Not "The Witcher". This is on 'zon, "The Murder at Roadhill House", there are 3 more episodes so far. Based on a 2008 book by Kate Summerscale.
Period 1860, in a crappy English village of Wiltshire, a family awakes to find a missing child (called a "baby" and kept in a crib, but he's nearly 4), and when he's found dead, early Scotland Yard is called, they send a sad-faced Paddy Considine as the improbably-named but historically real Mr Whicher, though the actor doesn't fit the character well:
Whicher was reportedly described by a colleague as the "prince of detectives". Charles Dickens, who met him, described him as "shorter and thicker-set" than his fellow officers, marked with smallpox scars and possessed of "a reserved and thoughtful air, as if he were engaged in deep arithmetical calculations". William Henry Wills, Dickens's deputy editor at Household Words magazine, saw Whicher involved in police work in 1850 and described him as a "man of mystery".
The start's very slow, and often uses voice-over repetition to pad out scenes that would just be Paddy walking around looking at things.
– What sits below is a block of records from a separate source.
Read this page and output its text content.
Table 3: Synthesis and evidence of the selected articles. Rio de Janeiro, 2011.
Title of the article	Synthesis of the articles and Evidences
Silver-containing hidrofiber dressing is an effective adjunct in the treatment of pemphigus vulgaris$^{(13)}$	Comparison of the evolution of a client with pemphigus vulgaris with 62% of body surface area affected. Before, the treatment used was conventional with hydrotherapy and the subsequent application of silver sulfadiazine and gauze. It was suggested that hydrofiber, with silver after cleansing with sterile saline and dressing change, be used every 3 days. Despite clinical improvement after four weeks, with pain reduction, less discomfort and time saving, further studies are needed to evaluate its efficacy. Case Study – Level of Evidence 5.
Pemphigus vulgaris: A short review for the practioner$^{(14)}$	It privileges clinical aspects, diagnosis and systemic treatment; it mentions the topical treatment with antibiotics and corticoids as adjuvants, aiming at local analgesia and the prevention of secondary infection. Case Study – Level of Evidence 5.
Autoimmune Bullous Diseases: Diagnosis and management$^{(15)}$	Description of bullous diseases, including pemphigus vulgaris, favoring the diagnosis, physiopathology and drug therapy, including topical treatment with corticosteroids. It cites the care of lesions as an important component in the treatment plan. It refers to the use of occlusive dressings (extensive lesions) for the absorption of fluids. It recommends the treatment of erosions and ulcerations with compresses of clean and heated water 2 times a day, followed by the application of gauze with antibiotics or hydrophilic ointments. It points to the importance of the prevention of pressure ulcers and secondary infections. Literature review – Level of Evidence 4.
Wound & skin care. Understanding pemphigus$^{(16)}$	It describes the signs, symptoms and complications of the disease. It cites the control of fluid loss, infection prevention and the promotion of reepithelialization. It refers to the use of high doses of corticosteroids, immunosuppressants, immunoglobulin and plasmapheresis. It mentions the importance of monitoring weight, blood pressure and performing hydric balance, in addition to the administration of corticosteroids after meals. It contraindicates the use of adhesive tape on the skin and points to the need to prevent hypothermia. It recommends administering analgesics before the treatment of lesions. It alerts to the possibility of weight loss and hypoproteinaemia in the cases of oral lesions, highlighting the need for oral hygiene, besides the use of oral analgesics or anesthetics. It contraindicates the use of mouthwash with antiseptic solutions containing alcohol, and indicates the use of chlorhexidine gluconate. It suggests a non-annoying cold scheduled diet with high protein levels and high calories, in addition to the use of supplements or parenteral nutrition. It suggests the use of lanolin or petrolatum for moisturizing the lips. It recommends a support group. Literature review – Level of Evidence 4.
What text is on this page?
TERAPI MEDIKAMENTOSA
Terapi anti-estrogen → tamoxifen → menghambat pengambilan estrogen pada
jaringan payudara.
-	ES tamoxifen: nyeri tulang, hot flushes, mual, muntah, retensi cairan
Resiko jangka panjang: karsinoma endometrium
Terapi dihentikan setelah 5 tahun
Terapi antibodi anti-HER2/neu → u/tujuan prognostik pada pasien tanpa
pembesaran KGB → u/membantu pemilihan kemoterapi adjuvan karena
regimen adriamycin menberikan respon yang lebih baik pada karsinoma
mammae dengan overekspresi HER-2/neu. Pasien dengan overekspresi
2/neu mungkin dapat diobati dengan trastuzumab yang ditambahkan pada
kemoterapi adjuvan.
Later in the first ep, they send along a sergeant, "Dolly" (William Beck), which helps with dialogue, though he gets vanishingly little character development. The local authorities are unhelpful, hostile, closed-minded fools you'd expect of the still-medieval backwater English.
Whicher's not quite a modern, scientific detective, but he tries. And he's a bit moody, especially between cases he's as useless and dissolute as Sherlock Holmes; which is probably a modern back-adaptation from Arthur Conan Doyle's 1880s books.
The pacing is glacial, much plot happens off-camera, and an early version of spinning-newspaper headlines. Very little time is spent on backstory outside of the main suspects; I wonder if the book goes deeper, or if this is all there is.
Still, it's a good enough mystery, Whicher's worth watching, what-cha.